I last saw President Milosevic in 1996, when I was Special Advisor to the President and Secretary of State for Bosnian Peace Implementation. U.S. officials, including me, met rather frequently with him in those days, knowing that he had the ability, if he so desired, to influence or direct the Bosnian Serbs. Sometimes he helped, sometimes he did not. His standard approach at that time was that the Bosnian Serb leaders were loose cannons, out of his control, but that he would "do what he could."

The meeting was in response to an ongoing boycott by Bosnian Serbs of all cooperation with the international community and Bosnian government institutions. It occurred because the Bosniaks had stopped a Bosnian Serb motor vehicle which had taken a wrong turn and ended up in the Federation territory. When they found Bosnian Serb general Djukic and another army officer in the vehicle, they promptly arrested them, charged them with war crimes, and sent them to The Hague. The whole process significantly endangered the principle of freedom of movement in Bosnia. We went to Milosevic to ask his help in moderating the Bosnian Serb reaction and reaching a comprehensive agreement on the road ahead.

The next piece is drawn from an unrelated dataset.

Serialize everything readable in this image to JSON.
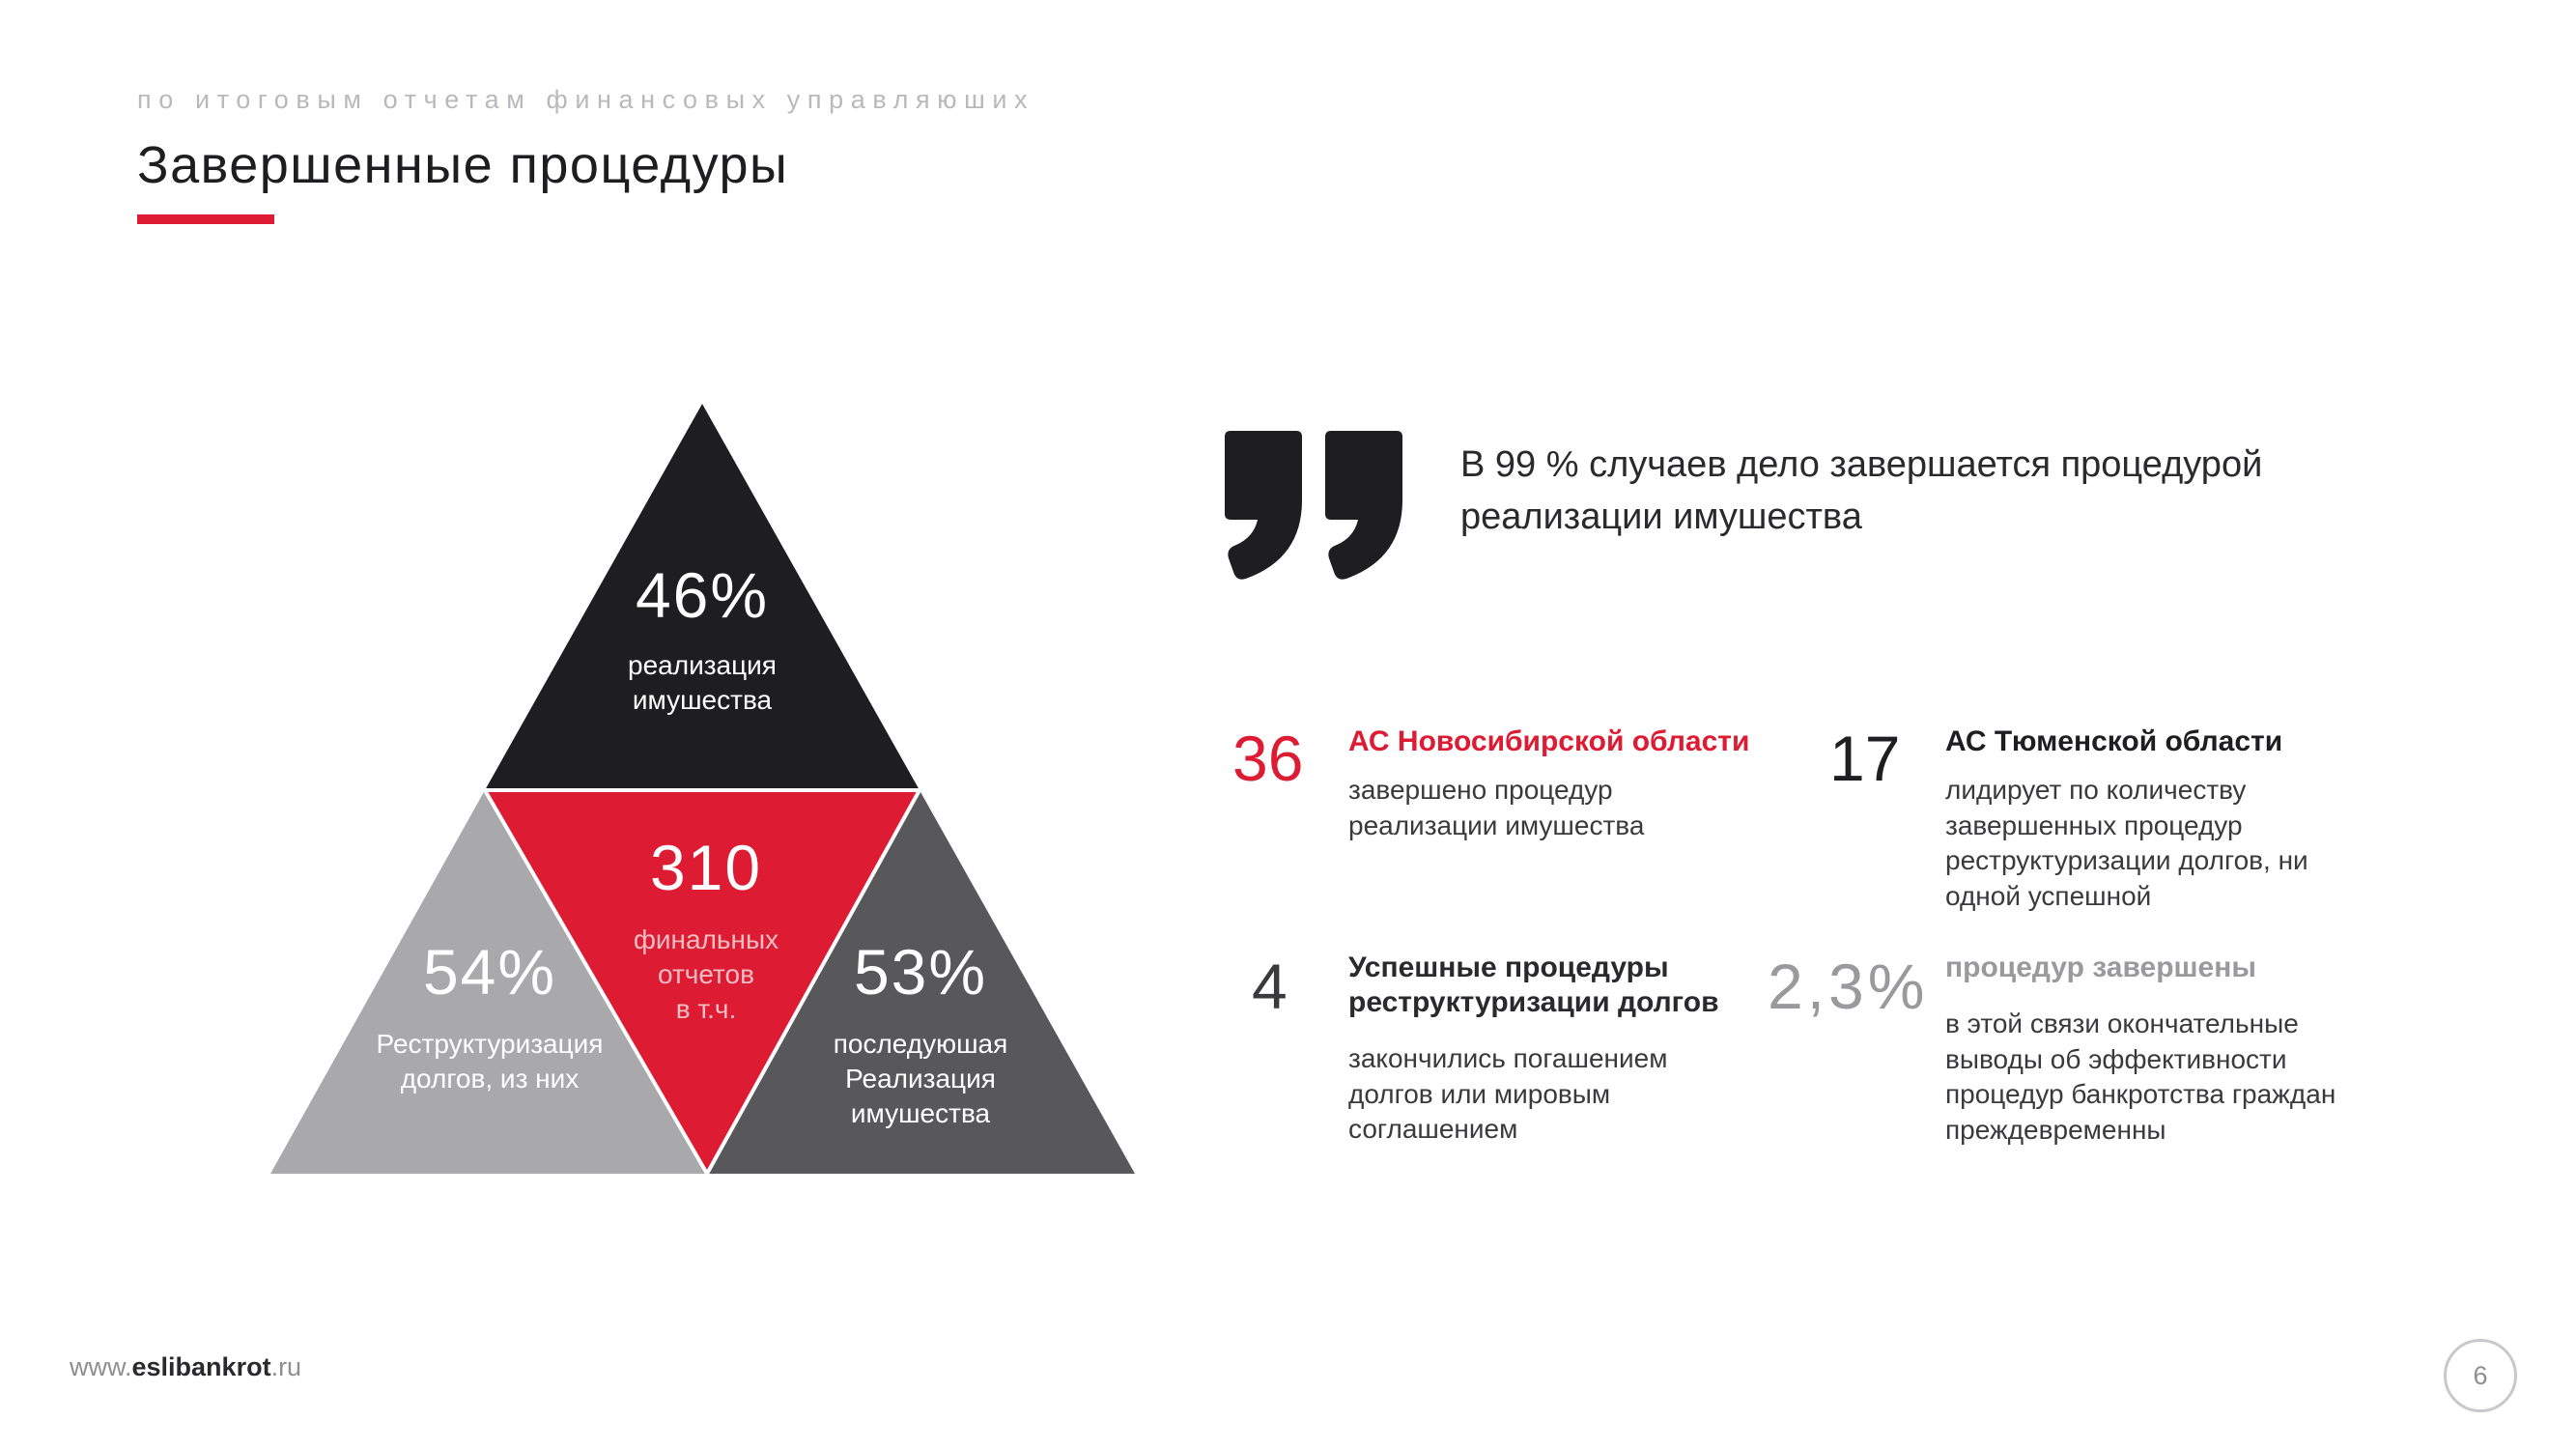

Milosevic asked for a summary of what happened and particularly why the car was stopped in the first place. He was told by one of our delegation that the car was stopped because it was a stolen car. "Stolen car?" Milosevic asked. “Yes,” he was told. Milosevic slowly shook his head with a look of amazement/disgust/irony and said "What is this about a stolen car? Let's talk about stolen souls, stolen lives. That is what happened here. But please, not about a stolen car in the Balkans. That is just too trivial." My last memory of Milosevic will always be those haunting words “stolen souls, stolen lives,” spoken by one who had done so much to bring that about.